The team developing the taxonomy also had to take into account available data and local regulations when developing the technical screening criteria and the “do no significant harm” principle.
Uribe expects that this will be the case with other taxonomies being developed in similar countries. “In the Colombian case, and I feel it’s going to be the case in some emerging markets, there is going to be a mixture between developing something for certain sectors in order to respond to the local context, but also adapting to more traditional sectors such as energy, construction or transportation.”
Nadia Humphreys, business manager for sustainable solutions at Bloomberg, told Responsible Investor that some of the standards in the EU taxonomy “are problematic for emerging economies”.

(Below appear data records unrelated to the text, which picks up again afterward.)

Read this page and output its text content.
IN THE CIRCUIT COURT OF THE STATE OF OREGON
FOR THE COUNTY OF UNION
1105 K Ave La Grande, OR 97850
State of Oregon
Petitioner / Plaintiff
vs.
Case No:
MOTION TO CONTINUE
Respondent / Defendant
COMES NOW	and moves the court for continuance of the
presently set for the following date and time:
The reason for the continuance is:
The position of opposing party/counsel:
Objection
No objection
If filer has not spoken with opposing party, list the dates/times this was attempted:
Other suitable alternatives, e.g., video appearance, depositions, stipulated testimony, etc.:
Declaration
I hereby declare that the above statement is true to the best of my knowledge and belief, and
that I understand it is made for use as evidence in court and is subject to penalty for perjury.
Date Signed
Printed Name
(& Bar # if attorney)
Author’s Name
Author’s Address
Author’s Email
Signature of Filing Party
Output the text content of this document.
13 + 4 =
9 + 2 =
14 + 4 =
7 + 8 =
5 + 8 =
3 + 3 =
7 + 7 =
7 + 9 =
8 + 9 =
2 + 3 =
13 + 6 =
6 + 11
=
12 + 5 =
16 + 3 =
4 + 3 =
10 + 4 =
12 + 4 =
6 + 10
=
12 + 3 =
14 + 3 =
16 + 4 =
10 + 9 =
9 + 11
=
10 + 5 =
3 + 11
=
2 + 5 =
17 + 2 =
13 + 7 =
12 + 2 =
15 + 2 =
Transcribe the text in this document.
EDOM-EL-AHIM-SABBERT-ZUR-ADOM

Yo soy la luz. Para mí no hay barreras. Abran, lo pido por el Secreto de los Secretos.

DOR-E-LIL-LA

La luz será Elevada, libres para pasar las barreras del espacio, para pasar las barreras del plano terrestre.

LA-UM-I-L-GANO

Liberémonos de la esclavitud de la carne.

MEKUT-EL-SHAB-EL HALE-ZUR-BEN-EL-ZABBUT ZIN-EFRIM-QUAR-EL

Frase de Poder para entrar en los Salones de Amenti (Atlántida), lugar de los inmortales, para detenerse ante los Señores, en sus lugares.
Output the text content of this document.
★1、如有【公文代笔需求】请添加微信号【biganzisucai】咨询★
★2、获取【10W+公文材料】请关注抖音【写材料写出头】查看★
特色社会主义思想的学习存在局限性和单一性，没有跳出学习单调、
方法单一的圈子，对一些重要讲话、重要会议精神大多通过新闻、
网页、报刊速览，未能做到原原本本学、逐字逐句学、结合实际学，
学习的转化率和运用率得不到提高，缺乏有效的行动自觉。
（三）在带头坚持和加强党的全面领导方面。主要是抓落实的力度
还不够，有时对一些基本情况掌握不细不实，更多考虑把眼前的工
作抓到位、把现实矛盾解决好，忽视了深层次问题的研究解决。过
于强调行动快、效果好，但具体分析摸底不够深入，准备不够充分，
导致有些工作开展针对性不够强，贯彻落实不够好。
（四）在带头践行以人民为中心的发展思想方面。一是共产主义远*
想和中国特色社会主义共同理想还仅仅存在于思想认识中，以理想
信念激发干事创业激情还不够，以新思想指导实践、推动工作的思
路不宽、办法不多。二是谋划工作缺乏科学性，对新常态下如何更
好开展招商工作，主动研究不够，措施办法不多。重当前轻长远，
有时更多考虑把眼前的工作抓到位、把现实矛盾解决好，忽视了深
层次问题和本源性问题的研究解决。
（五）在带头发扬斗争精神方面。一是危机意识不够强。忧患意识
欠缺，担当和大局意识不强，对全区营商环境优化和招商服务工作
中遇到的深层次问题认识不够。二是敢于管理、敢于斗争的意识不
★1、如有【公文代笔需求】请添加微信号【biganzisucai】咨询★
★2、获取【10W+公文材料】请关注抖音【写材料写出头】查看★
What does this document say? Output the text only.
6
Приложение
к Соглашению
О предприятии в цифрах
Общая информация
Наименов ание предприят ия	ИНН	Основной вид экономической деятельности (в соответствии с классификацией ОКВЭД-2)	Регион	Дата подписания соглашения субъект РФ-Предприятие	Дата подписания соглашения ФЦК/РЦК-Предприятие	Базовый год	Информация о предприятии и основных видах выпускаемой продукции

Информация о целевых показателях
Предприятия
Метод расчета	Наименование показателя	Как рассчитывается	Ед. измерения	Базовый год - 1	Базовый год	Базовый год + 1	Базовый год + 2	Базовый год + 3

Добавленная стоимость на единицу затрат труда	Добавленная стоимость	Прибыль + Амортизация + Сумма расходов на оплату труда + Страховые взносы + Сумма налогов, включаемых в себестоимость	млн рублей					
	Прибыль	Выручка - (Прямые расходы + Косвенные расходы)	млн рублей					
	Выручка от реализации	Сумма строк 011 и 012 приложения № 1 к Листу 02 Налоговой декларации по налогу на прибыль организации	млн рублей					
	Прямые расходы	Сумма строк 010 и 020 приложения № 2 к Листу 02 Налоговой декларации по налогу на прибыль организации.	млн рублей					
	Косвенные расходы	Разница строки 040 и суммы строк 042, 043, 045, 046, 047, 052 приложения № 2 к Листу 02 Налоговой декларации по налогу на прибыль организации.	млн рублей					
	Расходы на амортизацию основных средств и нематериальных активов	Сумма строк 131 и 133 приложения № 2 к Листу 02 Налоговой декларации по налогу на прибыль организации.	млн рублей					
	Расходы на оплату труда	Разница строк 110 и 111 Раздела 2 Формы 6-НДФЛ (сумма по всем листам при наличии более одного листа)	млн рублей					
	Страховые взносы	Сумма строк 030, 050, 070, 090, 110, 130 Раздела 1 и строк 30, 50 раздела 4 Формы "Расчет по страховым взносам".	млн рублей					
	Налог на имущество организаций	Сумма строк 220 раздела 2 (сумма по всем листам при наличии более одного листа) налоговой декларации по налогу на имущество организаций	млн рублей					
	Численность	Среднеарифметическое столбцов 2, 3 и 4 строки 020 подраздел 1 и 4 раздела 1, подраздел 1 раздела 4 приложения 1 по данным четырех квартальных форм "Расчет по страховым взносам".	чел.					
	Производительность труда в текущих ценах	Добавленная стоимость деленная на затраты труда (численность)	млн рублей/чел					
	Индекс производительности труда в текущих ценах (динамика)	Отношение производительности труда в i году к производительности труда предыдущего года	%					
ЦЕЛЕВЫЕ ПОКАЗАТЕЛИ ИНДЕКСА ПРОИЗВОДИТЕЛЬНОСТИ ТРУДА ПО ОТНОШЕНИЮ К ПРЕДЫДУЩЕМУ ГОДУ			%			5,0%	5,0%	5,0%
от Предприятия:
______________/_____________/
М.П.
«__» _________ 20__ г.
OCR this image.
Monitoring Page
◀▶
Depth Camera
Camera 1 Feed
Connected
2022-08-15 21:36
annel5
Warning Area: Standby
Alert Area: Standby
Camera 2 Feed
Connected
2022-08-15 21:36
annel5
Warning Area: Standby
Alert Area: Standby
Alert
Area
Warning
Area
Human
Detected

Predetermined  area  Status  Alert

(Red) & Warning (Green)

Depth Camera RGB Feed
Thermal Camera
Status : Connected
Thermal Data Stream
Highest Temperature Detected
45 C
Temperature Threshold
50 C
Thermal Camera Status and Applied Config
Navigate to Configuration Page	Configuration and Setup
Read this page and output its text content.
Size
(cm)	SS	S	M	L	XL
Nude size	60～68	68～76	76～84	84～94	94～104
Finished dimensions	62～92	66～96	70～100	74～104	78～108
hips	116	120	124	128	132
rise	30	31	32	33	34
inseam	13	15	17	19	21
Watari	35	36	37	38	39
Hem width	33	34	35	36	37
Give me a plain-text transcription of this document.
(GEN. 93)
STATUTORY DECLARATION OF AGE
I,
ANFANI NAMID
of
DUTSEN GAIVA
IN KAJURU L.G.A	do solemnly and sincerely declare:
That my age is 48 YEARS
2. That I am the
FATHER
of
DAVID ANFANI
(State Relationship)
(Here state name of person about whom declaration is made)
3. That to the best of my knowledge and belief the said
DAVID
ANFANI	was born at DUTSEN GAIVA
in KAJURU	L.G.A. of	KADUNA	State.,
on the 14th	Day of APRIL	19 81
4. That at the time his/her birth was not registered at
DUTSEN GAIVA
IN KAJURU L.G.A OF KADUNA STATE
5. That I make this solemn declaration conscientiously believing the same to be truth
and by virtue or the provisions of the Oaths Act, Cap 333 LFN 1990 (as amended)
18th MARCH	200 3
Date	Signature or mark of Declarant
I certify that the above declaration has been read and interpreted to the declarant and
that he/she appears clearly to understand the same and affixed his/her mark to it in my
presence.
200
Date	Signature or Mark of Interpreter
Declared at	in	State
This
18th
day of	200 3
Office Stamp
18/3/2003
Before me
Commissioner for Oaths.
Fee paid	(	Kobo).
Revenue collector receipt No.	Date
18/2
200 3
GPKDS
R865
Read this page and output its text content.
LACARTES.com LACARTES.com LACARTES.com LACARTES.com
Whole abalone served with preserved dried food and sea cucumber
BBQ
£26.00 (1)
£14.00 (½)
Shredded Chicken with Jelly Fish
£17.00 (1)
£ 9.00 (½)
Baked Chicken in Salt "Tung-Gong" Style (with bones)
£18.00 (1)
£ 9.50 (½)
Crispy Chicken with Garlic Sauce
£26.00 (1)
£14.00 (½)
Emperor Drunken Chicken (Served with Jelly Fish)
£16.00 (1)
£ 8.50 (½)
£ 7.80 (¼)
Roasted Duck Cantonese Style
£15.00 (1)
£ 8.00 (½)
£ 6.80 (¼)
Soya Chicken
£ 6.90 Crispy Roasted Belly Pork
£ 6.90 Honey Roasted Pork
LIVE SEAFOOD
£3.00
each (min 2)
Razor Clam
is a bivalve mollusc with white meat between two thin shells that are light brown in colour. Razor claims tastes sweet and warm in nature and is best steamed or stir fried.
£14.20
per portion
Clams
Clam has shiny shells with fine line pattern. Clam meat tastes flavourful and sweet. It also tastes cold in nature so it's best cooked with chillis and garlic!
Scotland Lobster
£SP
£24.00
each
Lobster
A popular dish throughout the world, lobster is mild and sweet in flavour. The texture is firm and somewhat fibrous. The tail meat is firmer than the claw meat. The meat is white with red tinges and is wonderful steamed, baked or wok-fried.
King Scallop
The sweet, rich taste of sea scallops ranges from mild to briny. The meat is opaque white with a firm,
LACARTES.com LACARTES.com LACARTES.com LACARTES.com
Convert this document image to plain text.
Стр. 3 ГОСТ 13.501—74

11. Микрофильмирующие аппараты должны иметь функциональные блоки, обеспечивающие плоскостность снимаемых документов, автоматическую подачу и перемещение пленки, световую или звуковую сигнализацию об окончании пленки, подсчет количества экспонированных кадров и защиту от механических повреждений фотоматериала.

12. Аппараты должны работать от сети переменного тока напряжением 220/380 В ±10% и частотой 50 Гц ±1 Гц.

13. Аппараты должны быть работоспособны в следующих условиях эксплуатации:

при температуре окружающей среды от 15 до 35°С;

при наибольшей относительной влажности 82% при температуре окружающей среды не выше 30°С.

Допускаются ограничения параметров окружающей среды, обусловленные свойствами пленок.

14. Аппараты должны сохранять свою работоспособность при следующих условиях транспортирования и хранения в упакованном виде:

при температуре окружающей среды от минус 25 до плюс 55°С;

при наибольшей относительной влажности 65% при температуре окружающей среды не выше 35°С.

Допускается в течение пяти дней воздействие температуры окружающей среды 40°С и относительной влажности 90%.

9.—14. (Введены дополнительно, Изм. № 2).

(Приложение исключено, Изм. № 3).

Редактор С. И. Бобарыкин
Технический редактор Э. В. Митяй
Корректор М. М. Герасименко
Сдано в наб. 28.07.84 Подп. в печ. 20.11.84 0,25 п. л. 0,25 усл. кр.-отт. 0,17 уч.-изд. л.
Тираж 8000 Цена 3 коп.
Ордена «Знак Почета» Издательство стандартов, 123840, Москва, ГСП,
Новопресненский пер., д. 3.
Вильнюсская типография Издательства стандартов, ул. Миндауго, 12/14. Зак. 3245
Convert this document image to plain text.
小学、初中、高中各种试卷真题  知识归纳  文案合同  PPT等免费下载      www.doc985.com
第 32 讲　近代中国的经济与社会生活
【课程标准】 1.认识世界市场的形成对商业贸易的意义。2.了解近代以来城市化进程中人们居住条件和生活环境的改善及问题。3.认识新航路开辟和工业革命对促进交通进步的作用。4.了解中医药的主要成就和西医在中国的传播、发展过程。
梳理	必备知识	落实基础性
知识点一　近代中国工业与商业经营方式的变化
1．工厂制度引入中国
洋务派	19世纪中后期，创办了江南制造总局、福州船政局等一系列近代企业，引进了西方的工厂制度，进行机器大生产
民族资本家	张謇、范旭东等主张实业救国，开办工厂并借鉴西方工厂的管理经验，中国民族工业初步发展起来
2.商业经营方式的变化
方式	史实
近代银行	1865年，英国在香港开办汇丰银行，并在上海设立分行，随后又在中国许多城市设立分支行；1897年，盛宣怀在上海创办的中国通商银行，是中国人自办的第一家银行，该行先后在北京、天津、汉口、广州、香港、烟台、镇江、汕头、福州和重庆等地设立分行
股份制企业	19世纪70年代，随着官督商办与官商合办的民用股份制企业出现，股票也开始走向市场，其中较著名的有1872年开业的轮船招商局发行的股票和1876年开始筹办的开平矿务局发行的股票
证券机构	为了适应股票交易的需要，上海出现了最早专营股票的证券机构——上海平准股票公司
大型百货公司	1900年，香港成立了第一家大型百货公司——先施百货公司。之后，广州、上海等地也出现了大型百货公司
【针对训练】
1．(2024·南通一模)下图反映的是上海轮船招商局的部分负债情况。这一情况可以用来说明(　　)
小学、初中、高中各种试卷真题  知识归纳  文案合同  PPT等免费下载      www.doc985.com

Humphreys – who is a member of the UK government’s Green Technical Advisory Group (GTAG) and co-rapporteur for the EU’s platform on sustainable finance – highlighted a report published last week by the platform. This included a recommendation that the European Commission collaborate with the UN High-Level Expert Group on scaling up sustainable finance in low and middle-income countries in order “to understand proportionality of the EU rules for still attracting capital into emerging economies”.
The report also said that the International Platform for Sustainable Finance should shape the general principles all taxonomies need to abide by in order for equivalence to be granted.
Diverging taxonomies between different jurisdictions are expected to lead to higher compliance and transaction costs for financial market participants. A summary of the advice published earlier this month by GTAG warned that deviating too far from EU standards would create “extra costs and disincentives for international investors” and that this was likely to be passed on to beneficiaries.
The GTAG advice was published shortly before a period of political turmoil in the UK, which will soon elect its third prime minister this year. With continued delays to the taxonomy regulation, which is meant to come into force in January this year, Humphreys warned that it seems “impractical that we would have a public consultation and pass the UK taxonomy through the political process to have it finalised for January”.